Sql-server – Minimizing/avoiding data repetition and choosing between compound keys and unique indexes

database-designsql serversql server 2014unique-constraint

I am absolutely new to database development and i'm trying to build a question bank basically.

The questions have to be categorized based on Class, Subject and Topic.
Since each Class can have many Subjects and each Subject can be in many Classes I made a junction table called tb_SubjectClass with Subject and Class being primary keys.

To uniquely identify any Chapter I would need a combination of Subject and Class so I created tb_Chapters with Chapter, Subject and Class as primary keys with Subject and Class coming from tb_SubjectClass. I then repeated the same thing with tb_Topics as each topic can only be identified with a combination of Subject, Class and Chapter.

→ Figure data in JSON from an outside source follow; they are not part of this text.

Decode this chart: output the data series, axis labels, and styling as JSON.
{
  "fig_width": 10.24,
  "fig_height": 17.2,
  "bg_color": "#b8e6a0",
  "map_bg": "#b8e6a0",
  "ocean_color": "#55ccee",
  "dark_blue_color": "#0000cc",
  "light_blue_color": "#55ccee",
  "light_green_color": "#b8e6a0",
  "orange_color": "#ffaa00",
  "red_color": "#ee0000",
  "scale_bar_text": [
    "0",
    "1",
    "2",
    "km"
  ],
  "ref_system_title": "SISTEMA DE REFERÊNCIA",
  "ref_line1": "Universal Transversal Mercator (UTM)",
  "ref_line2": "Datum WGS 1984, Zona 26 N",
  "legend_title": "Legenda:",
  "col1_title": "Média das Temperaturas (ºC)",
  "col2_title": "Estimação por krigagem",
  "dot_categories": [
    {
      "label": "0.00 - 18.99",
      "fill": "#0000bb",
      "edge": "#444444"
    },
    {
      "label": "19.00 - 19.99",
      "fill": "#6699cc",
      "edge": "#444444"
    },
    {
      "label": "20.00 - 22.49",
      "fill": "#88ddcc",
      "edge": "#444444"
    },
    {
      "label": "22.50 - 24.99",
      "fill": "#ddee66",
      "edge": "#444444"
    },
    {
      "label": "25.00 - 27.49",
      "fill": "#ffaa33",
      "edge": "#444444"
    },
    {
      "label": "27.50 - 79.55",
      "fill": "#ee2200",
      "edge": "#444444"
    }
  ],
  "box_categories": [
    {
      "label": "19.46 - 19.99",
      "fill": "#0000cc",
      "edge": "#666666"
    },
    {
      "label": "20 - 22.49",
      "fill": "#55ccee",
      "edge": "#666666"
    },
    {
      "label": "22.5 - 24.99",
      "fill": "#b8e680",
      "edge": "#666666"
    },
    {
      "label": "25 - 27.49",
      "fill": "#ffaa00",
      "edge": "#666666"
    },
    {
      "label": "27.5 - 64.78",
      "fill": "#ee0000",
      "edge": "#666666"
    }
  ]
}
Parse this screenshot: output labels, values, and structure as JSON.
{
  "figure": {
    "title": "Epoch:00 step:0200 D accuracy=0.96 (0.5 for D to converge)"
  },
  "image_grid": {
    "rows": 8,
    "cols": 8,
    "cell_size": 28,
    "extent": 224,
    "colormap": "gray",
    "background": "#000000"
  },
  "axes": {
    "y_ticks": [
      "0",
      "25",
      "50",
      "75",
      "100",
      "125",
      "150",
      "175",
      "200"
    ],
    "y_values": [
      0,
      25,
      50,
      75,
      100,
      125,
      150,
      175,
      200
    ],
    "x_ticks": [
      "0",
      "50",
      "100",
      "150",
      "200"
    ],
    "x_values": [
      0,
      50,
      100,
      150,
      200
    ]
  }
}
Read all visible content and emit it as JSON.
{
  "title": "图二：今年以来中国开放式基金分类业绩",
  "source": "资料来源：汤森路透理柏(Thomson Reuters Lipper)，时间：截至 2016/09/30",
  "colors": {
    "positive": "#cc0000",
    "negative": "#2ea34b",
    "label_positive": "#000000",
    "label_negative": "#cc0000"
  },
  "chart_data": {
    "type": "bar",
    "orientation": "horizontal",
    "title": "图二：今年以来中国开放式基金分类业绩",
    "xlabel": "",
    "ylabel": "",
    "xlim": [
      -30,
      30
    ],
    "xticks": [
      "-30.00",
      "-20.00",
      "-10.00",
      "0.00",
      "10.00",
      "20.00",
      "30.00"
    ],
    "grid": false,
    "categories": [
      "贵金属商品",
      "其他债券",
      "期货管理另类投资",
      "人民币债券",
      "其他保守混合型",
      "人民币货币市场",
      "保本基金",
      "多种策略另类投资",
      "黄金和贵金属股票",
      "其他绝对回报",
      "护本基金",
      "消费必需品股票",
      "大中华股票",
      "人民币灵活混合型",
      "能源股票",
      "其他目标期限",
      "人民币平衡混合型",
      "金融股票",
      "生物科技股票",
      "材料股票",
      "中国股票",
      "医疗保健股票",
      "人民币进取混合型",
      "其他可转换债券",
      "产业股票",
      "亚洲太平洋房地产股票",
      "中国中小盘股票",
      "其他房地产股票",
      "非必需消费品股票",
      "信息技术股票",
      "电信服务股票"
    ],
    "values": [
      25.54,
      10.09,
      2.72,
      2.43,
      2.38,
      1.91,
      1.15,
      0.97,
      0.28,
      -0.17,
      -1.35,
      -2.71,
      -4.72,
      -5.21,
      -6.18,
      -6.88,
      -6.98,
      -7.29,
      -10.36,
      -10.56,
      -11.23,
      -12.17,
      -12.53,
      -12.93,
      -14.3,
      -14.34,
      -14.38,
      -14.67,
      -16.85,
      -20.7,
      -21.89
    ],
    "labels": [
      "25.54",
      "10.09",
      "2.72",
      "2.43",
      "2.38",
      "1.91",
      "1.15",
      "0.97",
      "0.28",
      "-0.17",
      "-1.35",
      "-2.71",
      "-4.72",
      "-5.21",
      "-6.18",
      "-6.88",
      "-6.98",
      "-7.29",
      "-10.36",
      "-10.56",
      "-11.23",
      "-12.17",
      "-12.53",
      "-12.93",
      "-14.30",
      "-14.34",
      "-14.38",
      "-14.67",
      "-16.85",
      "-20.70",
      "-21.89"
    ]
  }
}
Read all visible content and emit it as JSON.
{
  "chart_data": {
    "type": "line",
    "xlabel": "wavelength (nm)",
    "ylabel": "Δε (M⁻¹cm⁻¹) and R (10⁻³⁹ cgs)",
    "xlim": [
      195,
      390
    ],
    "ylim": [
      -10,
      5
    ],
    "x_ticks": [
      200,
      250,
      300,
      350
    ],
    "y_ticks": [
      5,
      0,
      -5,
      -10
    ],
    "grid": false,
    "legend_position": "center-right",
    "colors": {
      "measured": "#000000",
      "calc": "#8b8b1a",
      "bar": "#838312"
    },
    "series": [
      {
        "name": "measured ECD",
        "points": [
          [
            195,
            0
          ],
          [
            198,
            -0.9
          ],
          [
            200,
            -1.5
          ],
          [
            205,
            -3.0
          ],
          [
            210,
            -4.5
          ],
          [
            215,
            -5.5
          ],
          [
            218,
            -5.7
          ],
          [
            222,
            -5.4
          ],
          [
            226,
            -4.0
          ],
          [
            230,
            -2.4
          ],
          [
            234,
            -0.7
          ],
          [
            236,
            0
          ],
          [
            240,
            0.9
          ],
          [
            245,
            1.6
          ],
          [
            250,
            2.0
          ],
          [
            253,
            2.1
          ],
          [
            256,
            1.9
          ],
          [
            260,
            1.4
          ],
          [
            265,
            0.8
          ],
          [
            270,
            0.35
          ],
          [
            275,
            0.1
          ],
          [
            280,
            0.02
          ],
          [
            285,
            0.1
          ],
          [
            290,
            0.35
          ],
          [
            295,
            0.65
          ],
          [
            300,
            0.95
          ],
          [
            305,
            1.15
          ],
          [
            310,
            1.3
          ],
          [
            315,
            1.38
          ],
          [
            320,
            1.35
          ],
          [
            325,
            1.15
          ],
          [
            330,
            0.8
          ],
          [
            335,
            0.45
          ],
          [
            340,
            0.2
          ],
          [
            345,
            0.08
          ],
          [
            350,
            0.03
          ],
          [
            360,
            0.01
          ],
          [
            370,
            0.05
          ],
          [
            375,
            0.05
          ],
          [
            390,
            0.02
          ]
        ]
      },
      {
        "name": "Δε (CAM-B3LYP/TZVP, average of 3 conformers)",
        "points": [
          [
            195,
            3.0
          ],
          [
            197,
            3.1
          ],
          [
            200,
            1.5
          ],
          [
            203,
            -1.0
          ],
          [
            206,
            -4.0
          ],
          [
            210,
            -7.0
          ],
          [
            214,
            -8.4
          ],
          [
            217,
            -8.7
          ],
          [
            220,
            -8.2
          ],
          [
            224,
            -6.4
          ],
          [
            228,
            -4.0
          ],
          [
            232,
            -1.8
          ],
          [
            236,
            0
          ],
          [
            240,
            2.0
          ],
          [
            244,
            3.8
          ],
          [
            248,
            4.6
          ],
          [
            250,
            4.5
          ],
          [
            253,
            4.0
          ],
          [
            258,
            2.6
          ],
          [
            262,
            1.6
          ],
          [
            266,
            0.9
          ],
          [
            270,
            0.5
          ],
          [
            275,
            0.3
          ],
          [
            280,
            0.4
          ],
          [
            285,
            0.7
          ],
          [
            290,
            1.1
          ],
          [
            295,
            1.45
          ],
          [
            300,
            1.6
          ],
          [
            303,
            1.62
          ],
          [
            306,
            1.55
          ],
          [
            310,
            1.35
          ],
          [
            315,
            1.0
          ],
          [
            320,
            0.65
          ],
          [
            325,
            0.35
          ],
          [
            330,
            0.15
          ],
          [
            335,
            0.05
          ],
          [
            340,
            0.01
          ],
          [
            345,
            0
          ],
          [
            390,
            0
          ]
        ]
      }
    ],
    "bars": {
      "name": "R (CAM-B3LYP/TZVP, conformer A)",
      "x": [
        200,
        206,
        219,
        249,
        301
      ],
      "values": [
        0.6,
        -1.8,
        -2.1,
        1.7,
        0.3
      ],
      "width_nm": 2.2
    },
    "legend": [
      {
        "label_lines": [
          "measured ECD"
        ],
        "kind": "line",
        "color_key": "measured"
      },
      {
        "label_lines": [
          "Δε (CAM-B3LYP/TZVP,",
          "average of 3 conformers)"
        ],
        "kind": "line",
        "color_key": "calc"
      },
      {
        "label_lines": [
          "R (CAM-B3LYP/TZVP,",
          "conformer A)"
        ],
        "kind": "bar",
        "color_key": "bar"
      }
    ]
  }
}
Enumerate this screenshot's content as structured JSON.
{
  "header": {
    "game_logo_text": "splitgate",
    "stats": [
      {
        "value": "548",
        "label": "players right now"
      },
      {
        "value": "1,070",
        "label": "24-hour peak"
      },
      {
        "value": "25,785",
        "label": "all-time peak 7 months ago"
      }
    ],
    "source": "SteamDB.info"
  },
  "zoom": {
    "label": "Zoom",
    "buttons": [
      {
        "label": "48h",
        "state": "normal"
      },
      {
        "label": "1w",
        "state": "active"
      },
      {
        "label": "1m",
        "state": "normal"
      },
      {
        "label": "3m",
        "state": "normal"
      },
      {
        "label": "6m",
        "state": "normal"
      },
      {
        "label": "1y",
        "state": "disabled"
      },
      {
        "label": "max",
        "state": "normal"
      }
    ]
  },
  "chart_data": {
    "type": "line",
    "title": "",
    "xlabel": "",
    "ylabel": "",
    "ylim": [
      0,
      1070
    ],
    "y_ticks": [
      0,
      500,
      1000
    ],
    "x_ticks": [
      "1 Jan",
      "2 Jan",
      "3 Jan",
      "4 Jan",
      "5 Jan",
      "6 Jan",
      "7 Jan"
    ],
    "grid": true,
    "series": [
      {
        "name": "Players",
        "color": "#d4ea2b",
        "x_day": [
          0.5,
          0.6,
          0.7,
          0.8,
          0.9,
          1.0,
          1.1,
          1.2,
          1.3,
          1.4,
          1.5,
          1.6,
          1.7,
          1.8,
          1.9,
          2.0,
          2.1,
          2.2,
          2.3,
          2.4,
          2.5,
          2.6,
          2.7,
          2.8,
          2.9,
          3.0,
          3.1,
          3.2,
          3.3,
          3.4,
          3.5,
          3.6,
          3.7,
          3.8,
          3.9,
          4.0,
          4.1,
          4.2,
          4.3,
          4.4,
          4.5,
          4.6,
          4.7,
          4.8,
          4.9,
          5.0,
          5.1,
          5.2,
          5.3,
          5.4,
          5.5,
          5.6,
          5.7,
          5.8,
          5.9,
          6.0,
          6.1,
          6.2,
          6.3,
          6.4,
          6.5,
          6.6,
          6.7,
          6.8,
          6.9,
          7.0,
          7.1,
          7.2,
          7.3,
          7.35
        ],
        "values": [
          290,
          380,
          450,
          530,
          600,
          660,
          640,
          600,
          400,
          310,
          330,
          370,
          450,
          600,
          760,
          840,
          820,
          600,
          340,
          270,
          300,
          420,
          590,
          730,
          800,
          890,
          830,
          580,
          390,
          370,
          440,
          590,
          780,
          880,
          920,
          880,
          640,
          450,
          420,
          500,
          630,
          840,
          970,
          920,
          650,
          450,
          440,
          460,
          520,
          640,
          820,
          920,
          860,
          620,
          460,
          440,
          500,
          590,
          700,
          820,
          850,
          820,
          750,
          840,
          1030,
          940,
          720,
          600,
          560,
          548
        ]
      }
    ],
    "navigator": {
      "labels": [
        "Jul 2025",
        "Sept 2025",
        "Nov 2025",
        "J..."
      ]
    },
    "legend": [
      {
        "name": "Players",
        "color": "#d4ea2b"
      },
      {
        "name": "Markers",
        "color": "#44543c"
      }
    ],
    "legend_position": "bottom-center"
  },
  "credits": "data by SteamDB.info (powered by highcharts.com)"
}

I have placed the relationship diagram below. It may also be relevant to know that I am expecting around 50000 questions (with equations and diagrams) to be stored in this database.

db relationship

Main question: If I decide to stick to compound/composite keys, is my design proper or can it be improved further ?

Side question: what would be the best approach in my case, with the following considerations in mind:

  • expected records around 50000
  • questions table (tb_QnA) is going to be the most queried table (for selecting and for adding/deleting data)
  • the tables tb_Class, tb_Subjects and tb_SubjectClass are not going to change at all
  • ease of writing queries when connecting the database to a c# winform application (for data entry and generating reports)
  • the project is going to be desktop based

I have mainly been following the Database design tutorial on tekstenuitleg.net and video tutorials by WiseOwlTutorials. I have also recently started reading the book Relational Database Design Clearly Explained by Jan L. Harrington.

Best Answer

Does making foreign keys lead to data duplication / repetition or is it just a reference / pointer to data stored in the parent table ?

Foreign key restricts the possible values in one table's column accordingly to the presence of the same values in another table's column. Values are stored in the both tables so they are duplicated. To avoid (in fact - to reduce) duplications normalization should be used. That's means you have the reference table where all distinct values are stored and all other tables contains only IDs of that values.

Should compound keys be avoided wherever possible ?

No. Even more, compound keys are the only way to speed up the query with complex conditions that involve multiple columns. Compound keys can be avoided by the price of performance.